What levels of lead exposure are concerning?

There’s no safe level of lead exposure. “Lead has no purpose in the human body,” Kevin Osterhoudt, a pediatrician and the medical director of the Poison Control Center at Children’s Hospital of Philadelphia, wrote in an email. “So we want to keep our exposure as low as possible.”

A 2021 study in JAMA Pediatrics found more than a half-million children tested in the U.S. had detectable levels of lead in their blood. “It is perhaps the most ubiquitous environmental toxin,” Gomez said.

What are the most common sources of lead exposure?

Common sources of lead exposure include the paint in homes built before 1978, contaminated soil and drinking water from corroding lead pipes. But lead can also be present in many household items including old toys, imported cosmetics, spices, and cookware or pottery, Woolf said. 

Young children are more at risk for lead exposure because they crawl and put things in their mouth, Ward said.

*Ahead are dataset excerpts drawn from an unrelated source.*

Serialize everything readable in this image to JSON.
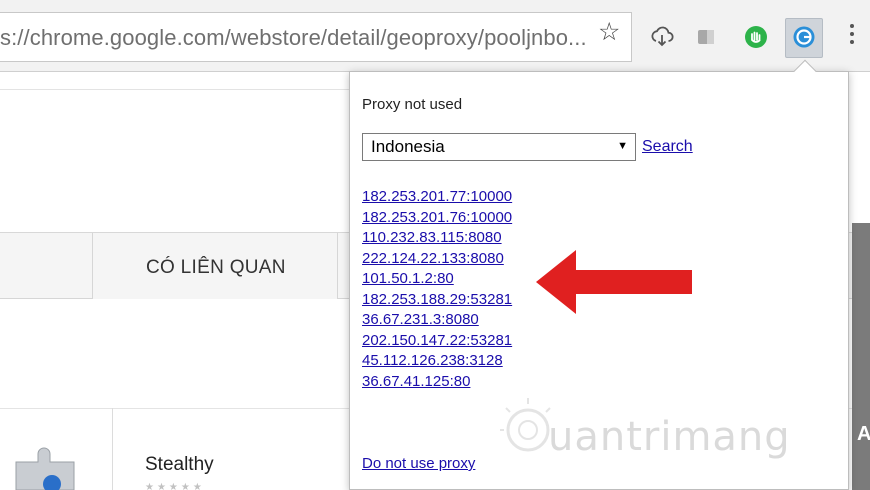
{
  "browser": {
    "url_prefix": "s://chrome.google.com",
    "url_path": "/webstore/detail/geoproxy/pooljnbo...",
    "icons": [
      "star-icon",
      "cloud-download-icon",
      "reader-icon",
      "green-hand-icon",
      "geoproxy-icon",
      "menu-dots-icon"
    ]
  },
  "page": {
    "tab_label": "CÓ LIÊN QUAN",
    "extension_name": "Stealthy",
    "rating": "★★★★★",
    "right_edge_letter": "A"
  },
  "popup": {
    "status": "Proxy not used",
    "country_select": {
      "value": "Indonesia",
      "arrow": "▼"
    },
    "search_label": "Search",
    "proxies": [
      "182.253.201.77:10000",
      "182.253.201.76:10000",
      "110.232.83.115:8080",
      "222.124.22.133:8080",
      "101.50.1.2:80",
      "182.253.188.29:53281",
      "36.67.231.3:8080",
      "202.150.147.22:53281",
      "45.112.126.238:3128",
      "36.67.41.125:80"
    ],
    "no_proxy_label": "Do not use proxy"
  },
  "watermark": "uantrimang",
  "colors": {
    "link": "#1a0dab",
    "arrow": "#e02020",
    "geoproxy_icon": "#2a8fd8",
    "green_icon": "#2db34a"
  }
}
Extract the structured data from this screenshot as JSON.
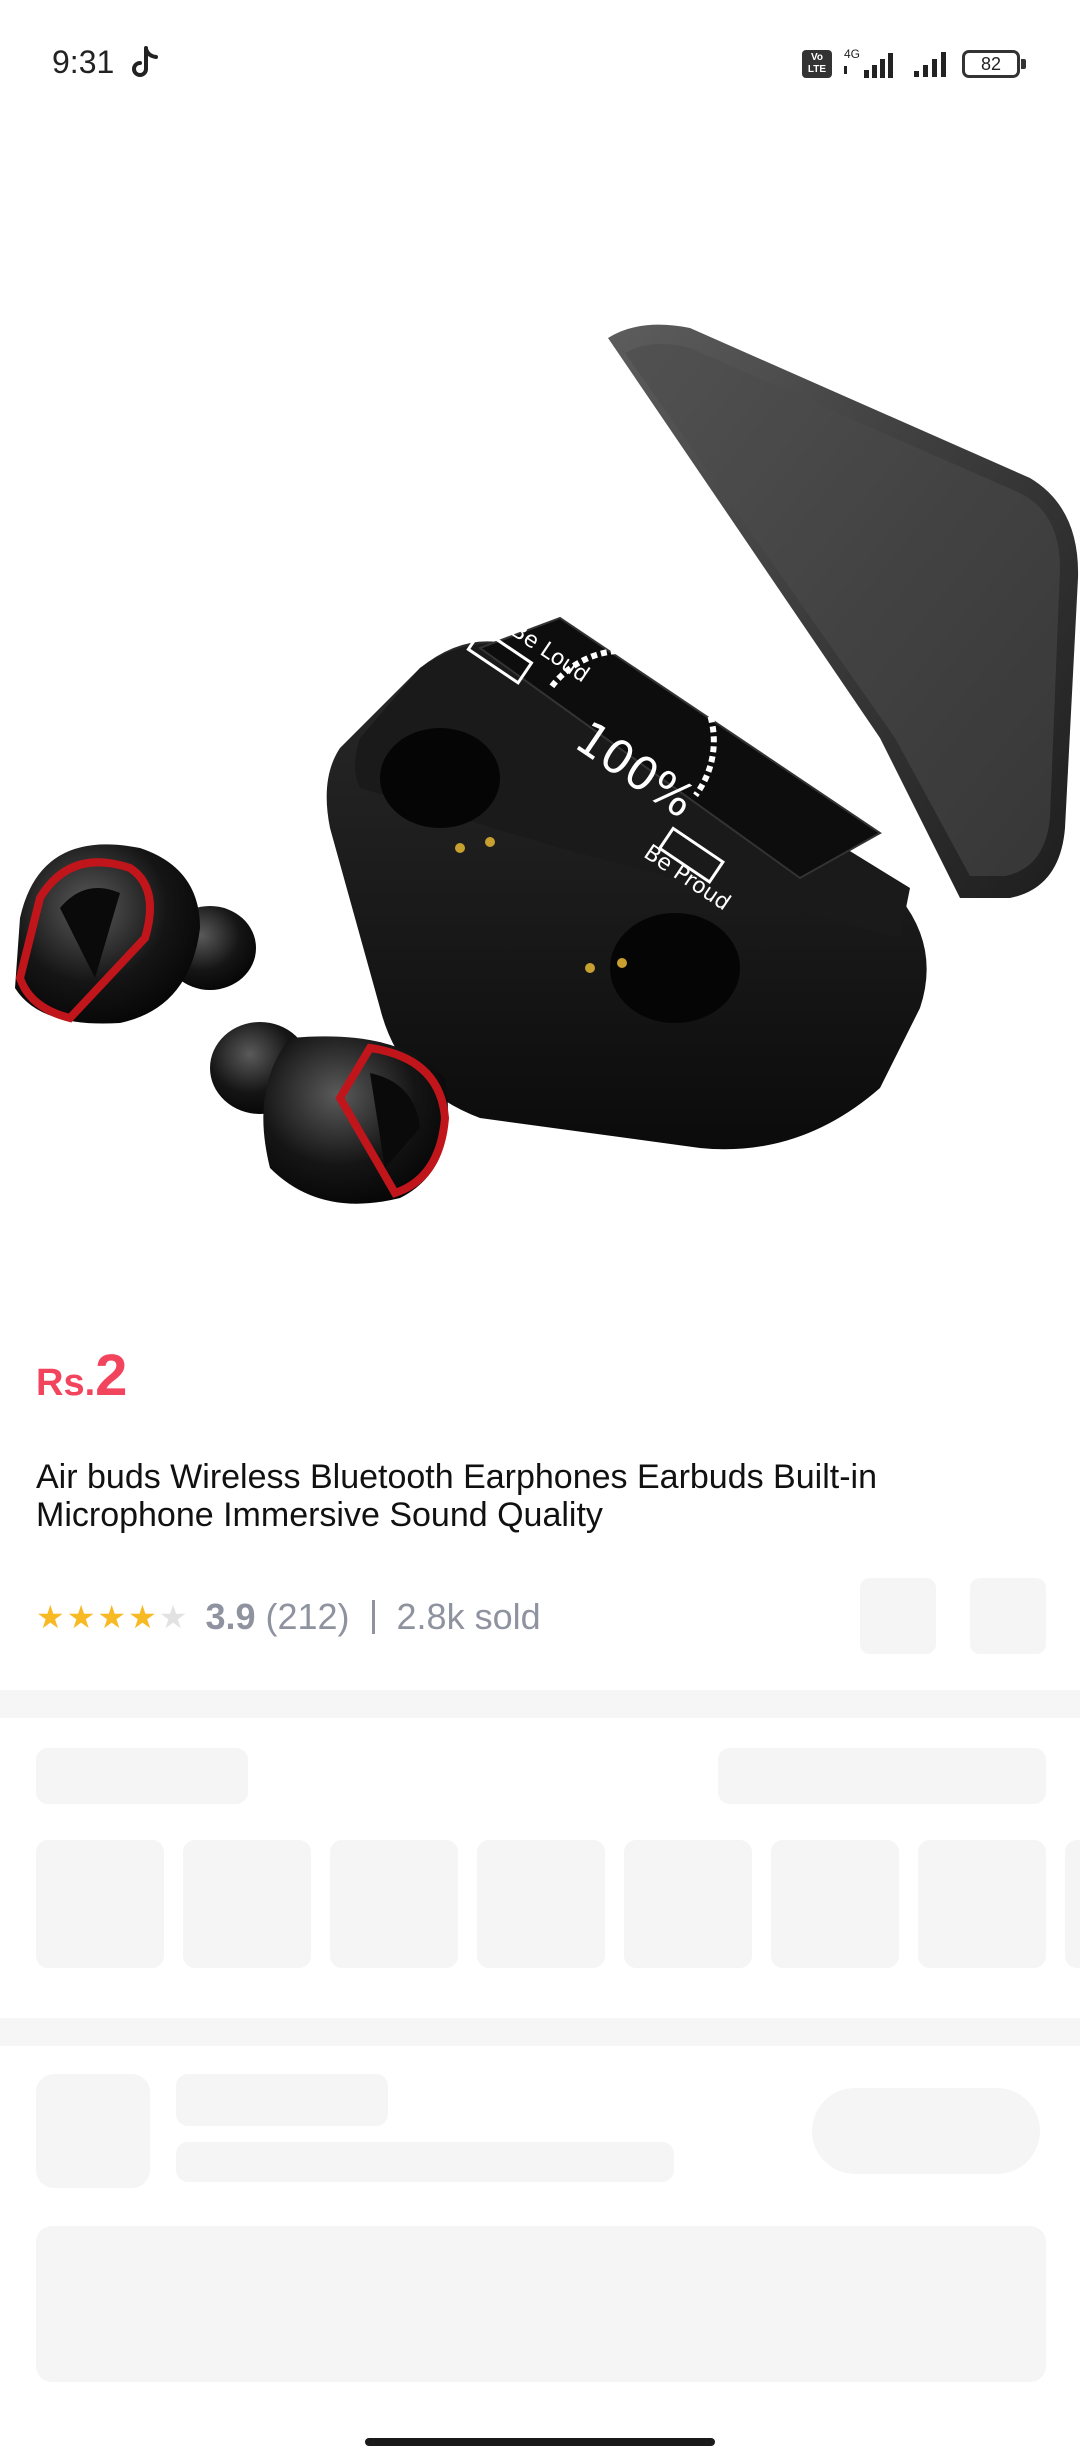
{
  "status_bar": {
    "time": "9:31",
    "volte_label": "Vo LTE",
    "network": "4G",
    "battery": "82"
  },
  "product": {
    "image_icon": "wireless-earbuds-charging-case-image",
    "currency": "Rs.",
    "price": "2",
    "title": "Air buds Wireless Bluetooth Earphones Earbuds Built-in Microphone Immersive Sound Quality",
    "rating_stars": 3.9,
    "rating_value": "3.9",
    "rating_count": "(212)",
    "sold": "2.8k sold",
    "case_display_top": "Be Loud",
    "case_display_percent": "100%",
    "case_display_bottom": "Be Proud"
  },
  "colors": {
    "price": "#f2455d",
    "star": "#f7b924",
    "meta_text": "#8f93a0",
    "skeleton": "#f5f5f5"
  }
}
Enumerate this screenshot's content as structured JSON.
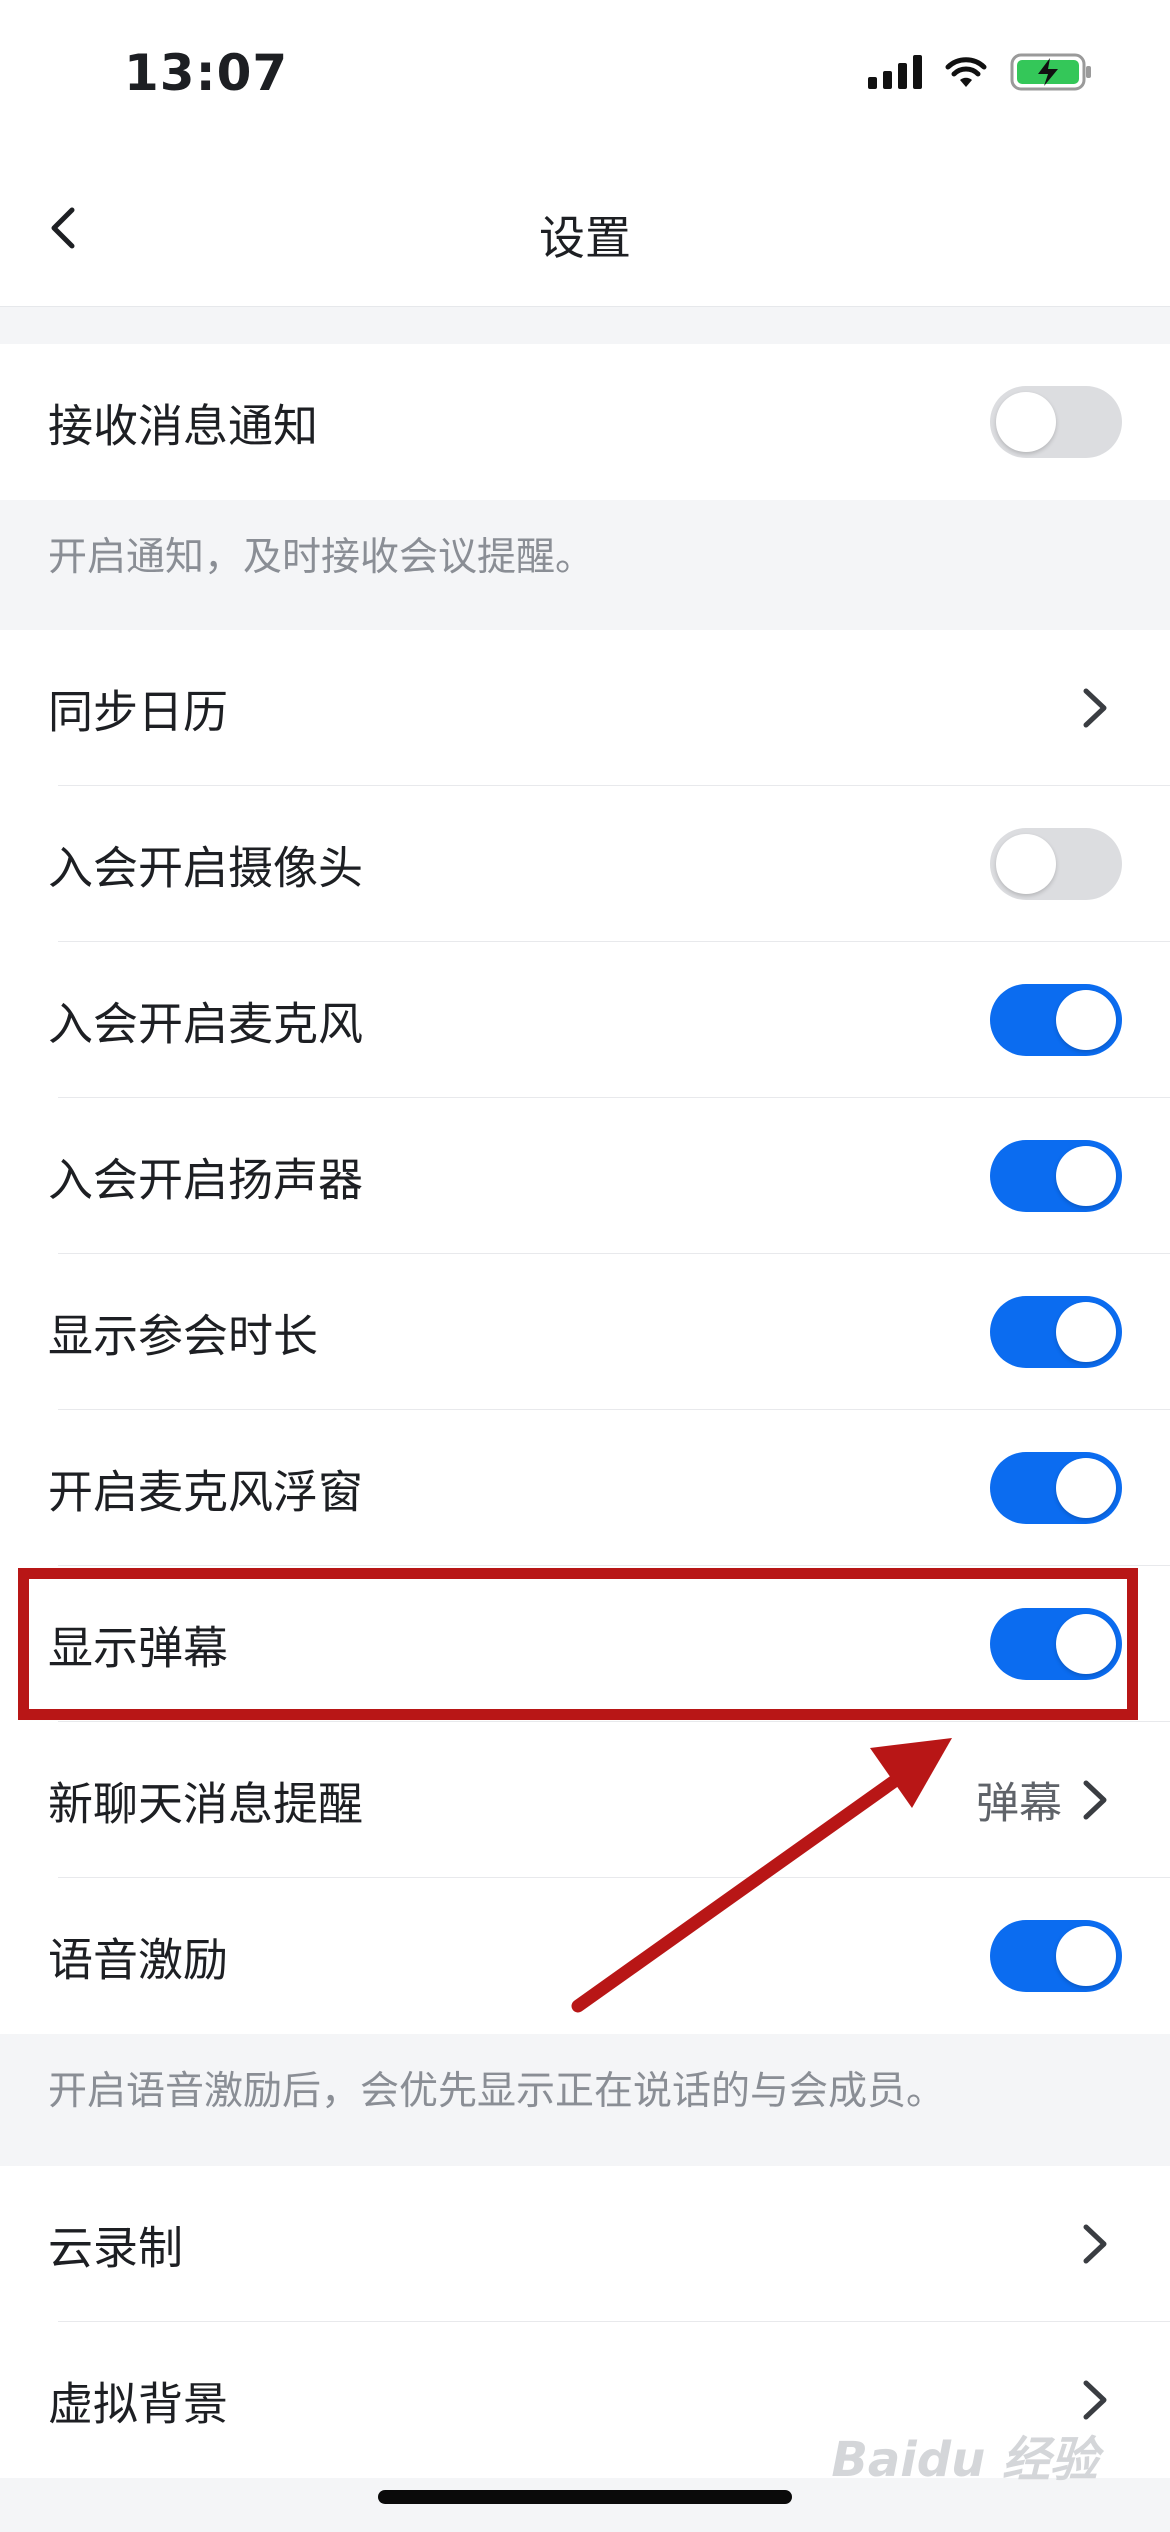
{
  "status_bar": {
    "time": "13:07",
    "icons": [
      "signal-icon",
      "wifi-icon",
      "battery-charging-icon"
    ]
  },
  "nav": {
    "title": "设置",
    "back_icon": "chevron-left-icon"
  },
  "sections": [
    {
      "rows": [
        {
          "label": "接收消息通知",
          "type": "toggle",
          "on": false
        }
      ],
      "hint": "开启通知，及时接收会议提醒。"
    },
    {
      "rows": [
        {
          "label": "同步日历",
          "type": "link"
        },
        {
          "label": "入会开启摄像头",
          "type": "toggle",
          "on": false
        },
        {
          "label": "入会开启麦克风",
          "type": "toggle",
          "on": true
        },
        {
          "label": "入会开启扬声器",
          "type": "toggle",
          "on": true
        },
        {
          "label": "显示参会时长",
          "type": "toggle",
          "on": true
        },
        {
          "label": "开启麦克风浮窗",
          "type": "toggle",
          "on": true
        },
        {
          "label": "显示弹幕",
          "type": "toggle",
          "on": true
        },
        {
          "label": "新聊天消息提醒",
          "type": "link",
          "value": "弹幕"
        },
        {
          "label": "语音激励",
          "type": "toggle",
          "on": true
        }
      ],
      "hint": "开启语音激励后，会优先显示正在说话的与会成员。"
    },
    {
      "rows": [
        {
          "label": "云录制",
          "type": "link"
        },
        {
          "label": "虚拟背景",
          "type": "link"
        }
      ]
    }
  ],
  "annotation": {
    "color": "#b81616",
    "highlighted_row": "显示弹幕"
  },
  "colors": {
    "toggle_on": "#0b6cf0",
    "toggle_off": "#dcdde0",
    "background": "#f4f5f7"
  },
  "watermark": "Baidu 经验"
}
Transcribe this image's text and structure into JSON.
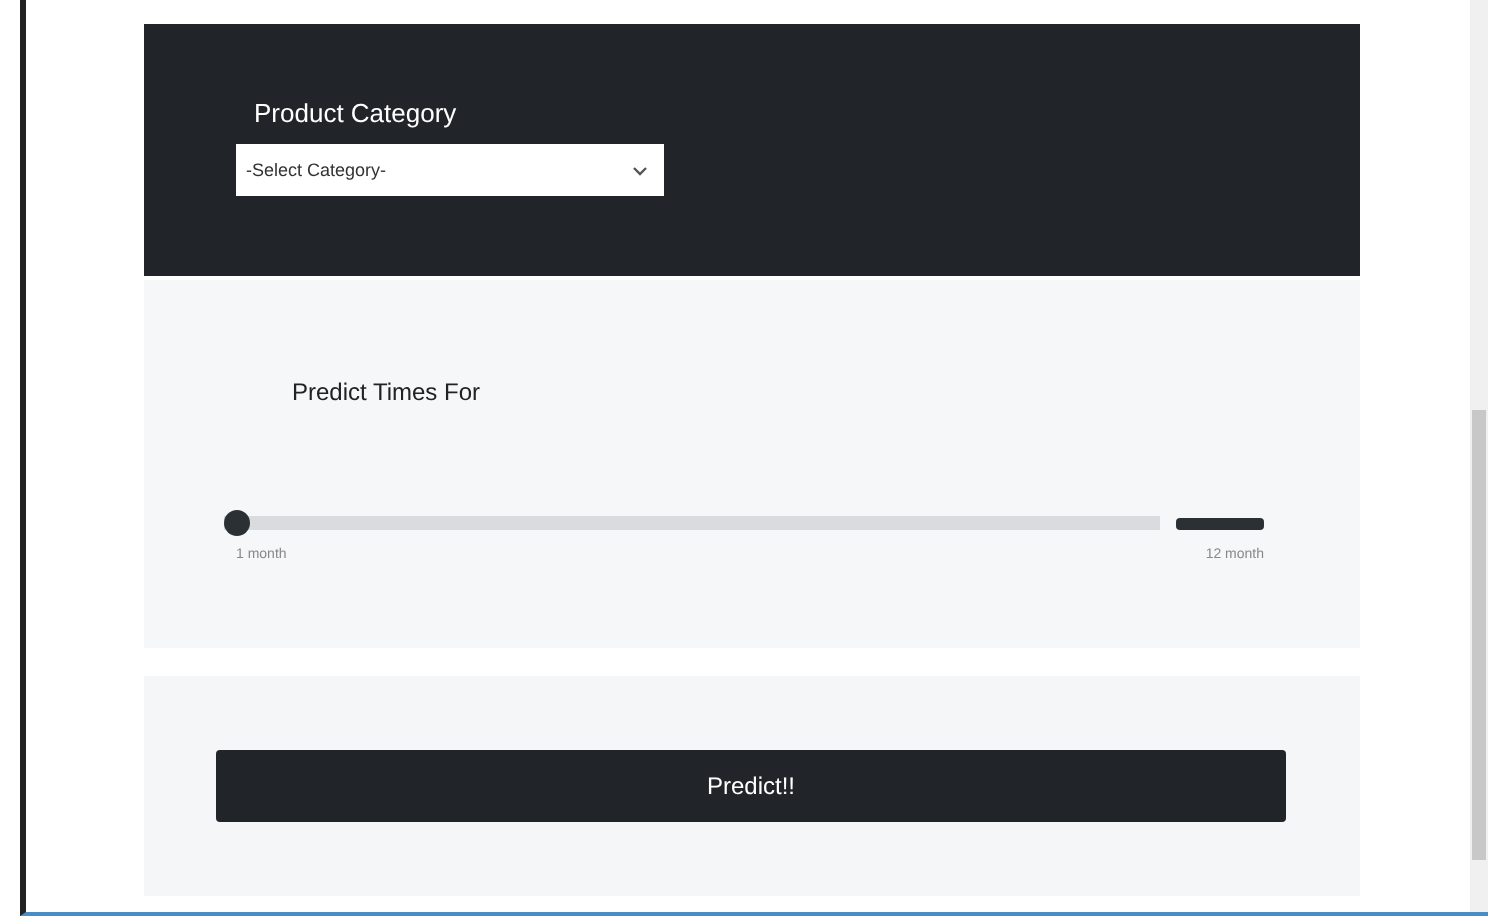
{
  "category": {
    "label": "Product Category",
    "placeholder": "-Select Category-"
  },
  "predict_range": {
    "label": "Predict Times For",
    "level": 0,
    "min_label": "1 month",
    "max_label": "12 month"
  },
  "predict_button": {
    "label": "Predict!!"
  }
}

“Even though the kid and adult are living in the same house, the kid may have a much higher blood lead level than the adult because the adult is not crawling around on the floor and is probably better about washing their hands,” Ward said.

In general, children should be tested for lead poisoning when they begin to crawl, and again around two years old, Gomez said.

If you live in an older home that is more likely to have lead paint or pipes, you can hire an inspector or contact the state department of public health to get your home checked for lead.

Drinking water can be tested for lead by a state-certified laboratory, which can cost between $15 and $100. Using water filters can also help remove lead from your drinking water, Woolf said.